Where De Angelis departs explicitly from Marx is in his understanding of two key theories developed in Capital: exploitation and primitive accumulation. De Angelis claims that Marx did not question what lies behind the reproduction of capital. Therefore he favours an approach based on social reproduction theory, where domestic labour is part of the production process, as developed by feminist scholars in the 1970s as an alternative to the theory of exploitation and primitive accumulation.
But cherry-picking bits of Marx and stitching the fragments back together does not provide the basis for developing a coherent theory of the political economy of the commons. For a start, it makes the new categories he develops to describe the commons very difficult to understand. Marxists have normally understood the commons as a historic form whose eradication, under a process of primitive accumulation, was the precondition for the development of wage labour under industrial capitalism. For De Angelis, enclosure and dispossession are the continuing processes—accentuated under neoliberalism—by which the expansion of the system is realised through the destruction of the commons. But extending the theory of primitive accumulation in this way is an area of controversy among Marxists. Silvia Federici developed the theory in order to sustain the notion of primitive accumulation occurring in the home, the reproduction of labour by this means being the precondition for wage labour. This is a departure from Marx because it ignores his key point: that the working class was created historically under capitalism. Extending the theory in this way robs it of its explanatory power. As Chris Harman pointed out in this journal, primitive accumulation: “permitted the development of a specifically capitalist way of expanding this wealth by creating a class of ‘free’ workers with no choice but to sell their labour power to those now in control of the means of production”.6
There are other problems with De Angelis’s book. He rejects what he terms the “classical narrative of Marxism” in which the working class abolishes capitalism through revolution and replaces it with socialism, “in which the state will direct all economic activity and regulate the market” and in which the “revolutionary workers would have some advantage in some aspect of social reproduction, but ultimately the elite would define the road to socialism” and the “old rebels would go back to work under the old discipline with ‘socialist spirit’” (p275). But this caricature of socialism weakens his analysis. In this way the working class is pushed to the back of the stage. The conflict between labour and capital is replaced by the conflict between capital and commoners.
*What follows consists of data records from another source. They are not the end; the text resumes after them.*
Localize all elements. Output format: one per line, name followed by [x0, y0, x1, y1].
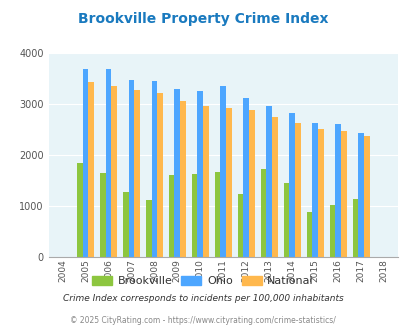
Bar — [145, 200, 151, 257]
Bar — [122, 192, 128, 257]
Bar — [100, 173, 105, 257]
Bar — [180, 101, 185, 257]
Bar — [271, 117, 277, 257]
Bar — [168, 175, 174, 257]
Bar — [128, 80, 134, 257]
Bar — [88, 82, 94, 257]
Bar — [220, 85, 226, 257]
Bar — [202, 106, 209, 257]
Bar — [237, 194, 243, 257]
Bar — [311, 123, 317, 257]
Bar — [191, 174, 197, 257]
Bar — [157, 93, 162, 257]
Bar — [243, 98, 249, 257]
Bar — [214, 172, 220, 257]
Bar — [340, 131, 346, 257]
Text: Crime Index corresponds to incidents per 100,000 inhabitants: Crime Index corresponds to incidents per… — [62, 294, 343, 303]
Bar — [352, 199, 357, 257]
Bar — [226, 108, 231, 257]
Bar — [357, 133, 363, 257]
Bar — [306, 212, 311, 257]
Bar — [335, 124, 340, 257]
Bar — [317, 129, 323, 257]
Bar — [151, 81, 157, 257]
Bar — [260, 169, 266, 257]
Bar — [82, 69, 88, 257]
Bar — [174, 88, 180, 257]
Bar — [105, 69, 111, 257]
Bar — [329, 205, 335, 257]
Bar — [283, 183, 289, 257]
Legend: Brookville, Ohio, National: Brookville, Ohio, National — [87, 271, 318, 290]
Bar — [197, 91, 202, 257]
Bar — [134, 90, 140, 257]
Bar — [289, 113, 294, 257]
Bar — [77, 163, 82, 257]
Bar — [266, 106, 271, 257]
Text: Brookville Property Crime Index: Brookville Property Crime Index — [78, 12, 327, 25]
Bar — [294, 123, 300, 257]
Bar — [363, 136, 369, 257]
Bar — [111, 86, 117, 257]
Text: © 2025 CityRating.com - https://www.cityrating.com/crime-statistics/: © 2025 CityRating.com - https://www.city… — [70, 316, 335, 325]
Bar — [249, 110, 254, 257]
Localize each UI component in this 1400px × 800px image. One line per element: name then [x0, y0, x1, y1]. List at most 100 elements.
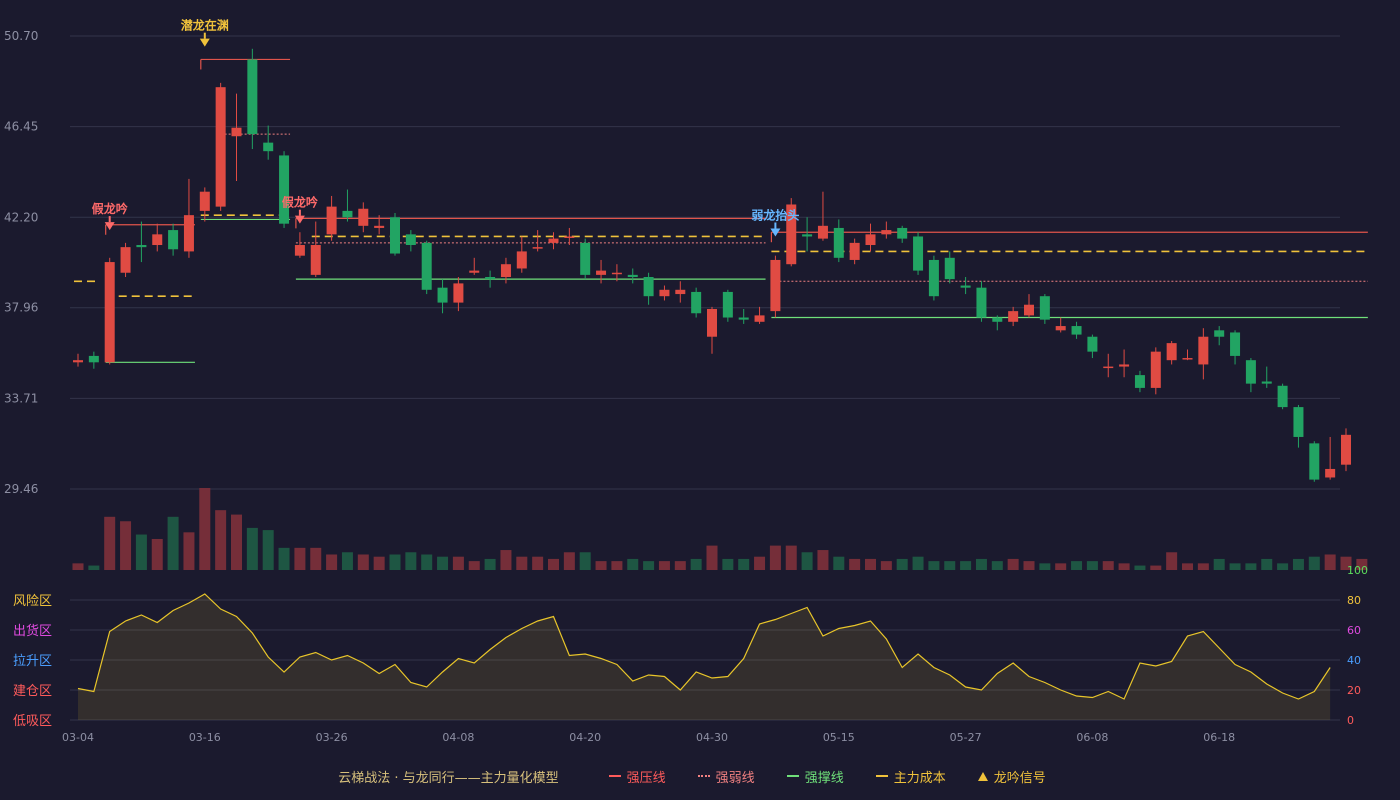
date-tick-label: 05-15 [823, 731, 855, 744]
candle-body [374, 225, 385, 228]
candle-body [1182, 358, 1193, 360]
candle-body [73, 360, 83, 363]
candle-body [1087, 336, 1098, 352]
candle-body [532, 247, 543, 249]
candle-body [1103, 366, 1114, 369]
candle-body [1166, 343, 1177, 361]
oscillator-panel [77, 593, 1331, 720]
price-tick-label: 29.46 [4, 482, 38, 496]
volume-bar [658, 561, 670, 570]
volume-bar [1324, 554, 1336, 570]
volume-bar [706, 545, 718, 570]
legend-title: 云梯战法 · 与龙同行——主力量化模型 [338, 770, 559, 786]
candle-body [643, 277, 654, 297]
volume-bar [643, 561, 655, 570]
candle-body [152, 234, 163, 246]
volume-bar [928, 561, 940, 570]
legend-signal: 龙吟信号 [977, 767, 1046, 786]
candle-body [675, 289, 686, 295]
volume-bar [944, 561, 956, 570]
signal-label: 假龙吟 [92, 201, 128, 216]
osc-tick-label: 80 [1347, 594, 1361, 607]
candle-body [1024, 304, 1034, 316]
date-tick-label: 05-27 [950, 731, 982, 744]
osc-zone-label: 低吸区 [13, 714, 52, 729]
candle-body [1245, 360, 1256, 384]
volume-bar [1261, 558, 1273, 570]
volume-bar [246, 527, 258, 570]
price-tick-label: 33.71 [4, 391, 38, 405]
candle-body [596, 270, 607, 275]
volume-bar [262, 530, 274, 570]
volume-bar [1102, 561, 1114, 570]
volume-bar [104, 516, 116, 570]
candle-body [1230, 332, 1241, 356]
candle-body [564, 236, 575, 238]
price-axis: 50.70 46.45 42.20 37.96 33.71 29.46 [4, 29, 38, 496]
osc-line [77, 593, 1331, 700]
legend-support-line: 强撑线 [786, 767, 844, 786]
candle-body [310, 245, 321, 275]
candle-body [580, 242, 591, 275]
volume-bar [579, 552, 591, 570]
candle-body [469, 270, 480, 273]
osc-zone-label: 出货区 [13, 623, 52, 639]
volume-bar [1277, 563, 1289, 570]
candle-body [1309, 443, 1320, 480]
volume-bar [912, 556, 924, 570]
legend: 云梯战法 · 与龙同行——主力量化模型 强压线 强弱线 强撑线 主力成本 龙吟信… [0, 766, 1400, 786]
candle-body [992, 317, 1003, 322]
candle-body [104, 262, 115, 363]
date-tick-label: 04-08 [442, 731, 474, 744]
candle-body [548, 238, 559, 243]
candle-body [516, 251, 527, 269]
candle-body [1341, 434, 1351, 465]
candle-body [88, 355, 99, 363]
candle-body [342, 210, 353, 218]
volume-bar [722, 558, 734, 570]
candle-body [627, 274, 638, 278]
signal-label: 假龙吟 [282, 195, 318, 210]
volume-bar [231, 514, 242, 570]
candle-body [738, 317, 749, 320]
volume-bar [373, 556, 385, 570]
candle-body [865, 234, 876, 246]
volume-bar [310, 547, 322, 570]
candle-body [453, 283, 464, 303]
candle-body [1039, 296, 1050, 320]
candle-body [437, 287, 448, 303]
signal-arrow-icon [294, 215, 305, 224]
volume-bar [1356, 558, 1368, 570]
candle-body [913, 236, 924, 271]
volume-bar [1118, 563, 1130, 570]
volume-bar [135, 534, 147, 570]
signal-label: 潜龙在渊 [181, 18, 229, 33]
candle-body [849, 242, 860, 260]
signal-arrow-icon [104, 222, 115, 231]
candle-body [1214, 330, 1225, 337]
volume-bar [1292, 558, 1304, 570]
volume-bar [421, 554, 433, 570]
date-axis: 03-04 03-16 03-26 04-08 04-20 04-30 05-15 05-27… [62, 731, 1235, 744]
signal-label: 弱龙抬头 [751, 207, 799, 222]
volume-bar [1166, 552, 1178, 570]
candle-body [897, 227, 908, 239]
candle-body [1198, 336, 1209, 365]
volume-bar [532, 556, 544, 570]
volume-bar [1245, 563, 1257, 570]
date-tick-label: 04-30 [696, 731, 728, 744]
candle-body [168, 230, 179, 250]
volume-bar [1182, 563, 1193, 570]
volume-bar [1134, 565, 1146, 570]
candle-body [754, 315, 765, 322]
osc-tick-label: 40 [1347, 654, 1361, 667]
candle-body [215, 87, 226, 207]
date-tick-label: 03-04 [62, 731, 94, 744]
volume-bar [1308, 556, 1320, 570]
level-lines [74, 58, 1368, 363]
triangle-icon [977, 771, 988, 781]
legend-weak-line: 强弱线 [697, 767, 755, 786]
osc-zone-label: 风险区 [13, 594, 52, 609]
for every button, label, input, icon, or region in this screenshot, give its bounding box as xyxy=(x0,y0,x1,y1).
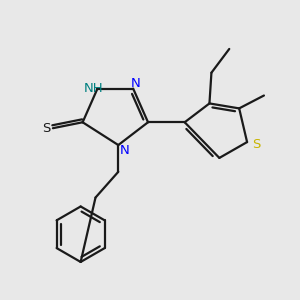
Text: N: N xyxy=(119,143,129,157)
Text: S: S xyxy=(42,122,50,135)
Text: S: S xyxy=(252,138,260,151)
Text: NH: NH xyxy=(84,82,103,95)
Text: N: N xyxy=(130,77,140,90)
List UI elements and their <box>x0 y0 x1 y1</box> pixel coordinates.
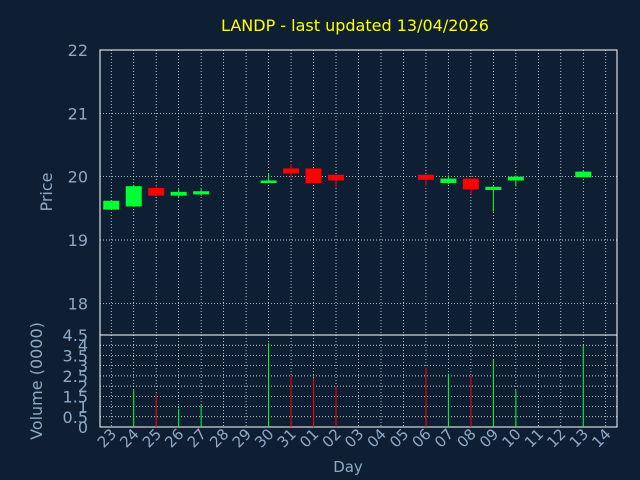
candle-body <box>485 186 502 190</box>
volume-tick-label: 1 <box>78 398 88 417</box>
candle-body <box>148 188 165 196</box>
candle-body <box>193 191 210 195</box>
price-axis-label: Price <box>37 172 56 211</box>
volume-axis-label: Volume (0000) <box>27 322 46 440</box>
volume-tick-label: 1.5 <box>63 387 88 406</box>
candle <box>440 175 457 185</box>
candle-body <box>305 168 322 183</box>
candle <box>417 174 434 187</box>
volume-tick-label: 0.5 <box>63 408 88 427</box>
candle-body <box>170 191 187 196</box>
candle <box>305 168 322 183</box>
candle <box>485 186 502 212</box>
chart-title: LANDP - last updated 13/04/2026 <box>221 16 489 35</box>
price-tick-label: 20 <box>68 168 88 187</box>
volume-tick-label: 2.5 <box>63 367 88 386</box>
candle <box>170 189 187 197</box>
price-tick-label: 21 <box>68 104 88 123</box>
candle-body <box>507 176 524 181</box>
candle-body <box>462 178 479 190</box>
candle <box>103 200 120 210</box>
price-tick-label: 18 <box>68 294 88 313</box>
price-tick-label: 19 <box>68 231 88 250</box>
candle <box>283 164 300 178</box>
price-panel: 18 19 20 21 22 <box>68 41 618 336</box>
volume-tick-label: 2 <box>78 377 88 396</box>
candle <box>462 178 479 195</box>
volume-tick-label: 4.5 <box>63 326 88 345</box>
price-tick-label: 22 <box>68 41 88 60</box>
candle <box>328 174 345 188</box>
candle <box>148 185 165 196</box>
candle <box>125 184 142 208</box>
candle-body <box>103 200 120 210</box>
candle-body <box>417 174 434 180</box>
candle-body <box>575 171 592 178</box>
candle <box>507 175 524 187</box>
candle-body <box>283 168 300 174</box>
candle-body <box>260 180 277 183</box>
candle <box>575 170 592 178</box>
volume-tick-label: 0 <box>78 418 88 437</box>
candle <box>193 188 210 196</box>
candle-body <box>440 178 457 183</box>
candle <box>260 173 277 183</box>
day-axis-label: Day <box>333 458 363 476</box>
volume-tick-label: 3.5 <box>63 346 88 365</box>
volume-tick-label: 4 <box>78 336 88 355</box>
candle-body <box>328 174 345 181</box>
volume-tick-label: 3 <box>78 357 88 376</box>
candle-body <box>125 186 142 207</box>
De Angelis is well aware of the dangers of co-optation of the commons within capitalism and his claims are hedged with caveats. He is at pains to point out how co-optation can arise. But he is unable to resolve some of the problems he introduces when analysing social struggles through his conceptual prism. These problems become glaring when analysing public services, the “bureaucratic commons” as he terms it. Public libraries are an example of the intellectual commons analysed in this book. So the situation that arose in 2012, when Barnet Council in London announced the closure of a library with plans to sell the building, provides a concrete example of what’s at stake. The local community successfully occupied the building and now run it as a community library staffed mostly by volunteers, forcing the council to halt the sell-off. But when full-time professional library staff are substituted by volunteers, this is still austerity for the local community. Because he has nothing to say about working class agency, De Angelis’s theory cannot offer a convincing strategy to take this struggle forward.7
De Angelis does not claim the commons is emancipatory per se; it is only when it is harnessed to social movements and political struggle that it can achieve real gains and challenge the logic of capitalism. His best example of a commons struggle is the “water wars” that took place in Bolivia in the early 2000s. The government, under pressure from the IMF and the World Bank, announced the privatisation of Cochabamba’s water supply and the awarding of a contract to the giant US multinational Bechtel to control the water system. This is despite the fact that the water was not the government’s to sell. The water infrastructure in many parts of the system was built, owned and managed by the local community for use by the community—especially in the poorer parts of town. Following mass civil unrest, culminating in a general strike, the government was quickly forced to abandon its privatisation plans. This defeat was a signal point in the battle against neoliberalism not only in Bolivia, but across the whole of Latin America.
The problem here is that De Angelis’s lack of interest in class struggle in the workplace limits the scope of this work and causes him to overlook these important issues. This no mere academic question, but a vital question of anti-capitalist and revolutionary strategy. The Bolivian “water wars” are an example of this. He acknowledges that the resistance culminated in a general strike, which forced the government to change its plans, but he does not dwell on this fact, merely mentioning it in passing. But this is not a minor detail. Self-activity of workers is a crucial question for any serious strategy of resistance to capital.
I have focused in this review on the areas of the book that are problematic. However, there are interesting and useful insights, in particular the case studies. But I feel this book is a missed opportunity. There is no synthesis with the socialist tradition and the revolutionary approach to the commons. The author’s dismissal of revolution as the “classical narrative of Marxism” justifies his lack of interest in the historic experience of class struggle. Not only does he miss out the experience of the Russian Revolution but also the Spanish Civil War and their experiments with common ownership.
John Sinha is a climate justice activist, a member of Campaign against Climate Change steering committee and of the SWP.
Notes
1 De Angelis, 2017, p11.
2 See Mason, 2015, and Choonara, 2015, for a review in this journal.
3 A more recent treatment of this subject is given in Martin Empson’s Land and Labour—Empson, 2014. There is a wealth of Marxist writing on the commons, of which foremost are Engels, 1942, and chapter 27 of Marx’s Capital, volume 1—Marx, 1867. In Britain the Charter of The Forest of 1217 is an example of such a right granted to the peasantry.
4 This example was used to form the eight “design principles” of common people resource systems—Coombs, 2011.
5 There is not the space here to give an extensive appraisal of Ostrom’s work. However, Derek Wall, a Green Party supporter and ecological Marxist, has covered this subject in detail—Wall, 2014.
6 Harman, 2007. There is an active debate among Marxists on whether primitive accumulation was only a historical phenomenon—a one-off process—or whether contemporary phenomena of late capitalism such as urban gentrification can be understood in these terms. See, for example, Harman’s critique of David Harvey’s notion of “accumulation through dispossession” in Harman, 2007.
7 See Ward, 2012, for a report on the library occupation.